MEAD, Neb. (DTN) — With the number of row-crop acres growing and the number of forage acres shrinking, Midwestern beef-cattle producers have responded by increasing the use of corn silage in their operations, according to speakers at the Silage for Beef Cattle 2018 Conference.
The increasing use of silage in cattle rations was one of the topics discussed at the conference held June 15 at the Eastern Nebraska Research and Extension Center (ENREC) located near Mead. The daylong event was sponsored by the University of Nebraska-Lincoln (UNL) Extension, Iowa State University Extension and Outreach, and Lallemand Animal Nutrition.
SILAGE GROWING IN USE
Silage has been an important component of cattle-feeding programs dating back to the 1880s, according to Jason Warner, nutritionist with Nebraska-based Great Plains Consulting Inc. However, with more fields being planted to corn over the last decade and less alfalfa and native grasses being grown, the feeding industry has responded by altering the type of forages used in rations, he said.
Warner said a survey of consulting feedlot nutritionists was done in 2007. He said 31% of respondents said they used alfalfa hay as the primary or secondary source of forage. The same survey was completed in 2016, and it showed only 20.8% of nutritionists were using alfalfa as their forage.
“The land-use shift from hay and pasture towards crops is very real and is contributing to the increased use of crop residues,” Warner said.
The use of silage offers a benefit for many cattle operations, particularly with those who own or rent ground, he said.
Iowa State University recently completed its own survey of producers utilizing corn silage, said Dan Loy, Iowa State University feedlot specialist and director of the Iowa Beef Center. The survey was mailed to selected producers during the winter and spring of 2017.
The average number of acres of silage harvested by Iowa producers was 129 acres, with a range from 8 to 1,000 acres. Reported yields ranged from 20 to 31 tons per acre, he said.
The moisture levels of silage cut by Iowa producers averaged 63% while the full range was 55% to 66%. Loy reported that 60% of producers used custom harvesters, 58% used inoculants and 72% utilized kernel processing.

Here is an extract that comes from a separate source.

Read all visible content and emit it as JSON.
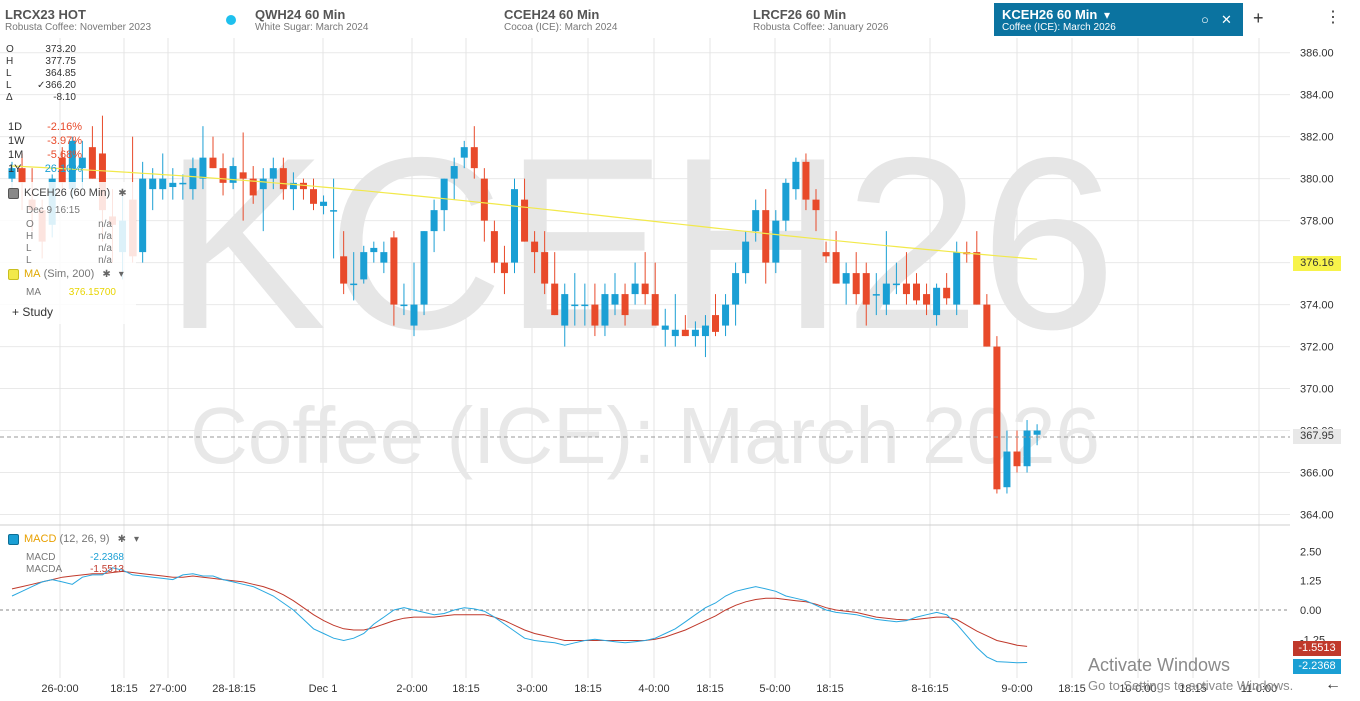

As for storage, 37% of Iowans responding to the survey had a bunker storage facility while 32% used silage bags. Eighteen percent had drive-over piles, and 13% stored silage in upright silos.
“The survey showed Iowa producers are adapting to new technologies in the harvesting of silage,” Loy said.
Warner said the largest advantage of utilizing silage is having a high-quality feed stored in inventory, although harvesting silage represents a significant time and monetary investment. Another advantage includes utilizing the crop if drought has damaged its ability to make grain. Silage is also a good energy source and works well in rations with dry feeds as well as wet ethanol byproducts, he said.
Warner said a disadvantage to silage is that once it has been chopped and packed, it must be fed, unlike hay, which still can be sold more easily since it can still be transported. Another disadvantage is that silage has to be chopped and stored correctly to assure feed nutrition quality. Silage that is not put up and stored correctly could end up wasting thousands of dollars of potentially high-quality feed, he said.
Corn silage is a viable option in a finishing ration, as it provides both a good source of energy and roughage, said Allen Stateler, nutritionist for Nutrition Services Associates based in northeast Nebraska. Finishing diets are formulated to provide rapid, efficient, cost-effective growth to achieve a desired end weight and carcass composition, and silage fits the bill, he said.
When the silage is cut will have a large effect on the nutrients in the feed, Stateler said.
The more mature the corn plant is, the higher the starch content, and energy yield per acre will be higher. But the crop also will be harder to properly pack and ensile due to lower moisture, he said. Corn silage is easiest to pack and ensile when the dry matter of the whole plant is in the 32% to 38% range. However, the weight of the grains, cob and husk is not maximized until the whole plant reaches somewhere in the 45%-to-55% dry matter range, he said.
“In a perfect world, we would have kernels that are mature to black layer while the plant dry matter remains at or below 40%,” Stateler said.
Galen Erickson, UNL professor of animal science, has conducted numerous experiments in the past seven years on elevating different amounts of silage in finishing cattle rations. In five studies, he compared feeding 15% inclusion of silage in a ration to 45% inclusion in finishing cattle. Average daily gain (ADG) decreased by 5.2% by increasing silage levels, he said.
In other studies, yearling calves fed 45% silage tended to eat more with less impact on ADG, he said. In most studies, cattle were fed on the same days, which resulted in cattle being marketed with slightly lower marbling scores and fatness.
“Despite being economical, no producers have adopted this practice of elevating silage inclusion (in a finishing ration),” Erickson said.
That being said, Erickson noted that many feedyards are open to feeding cattle for a period of time on silage. Some feedyards tend to use silage to grow calves for a period of time of 40 to 70 days before stepping them down on silage and increasing the amount of grain they are being fed.
A silage growing program will normally contain 70% silage or more, he added.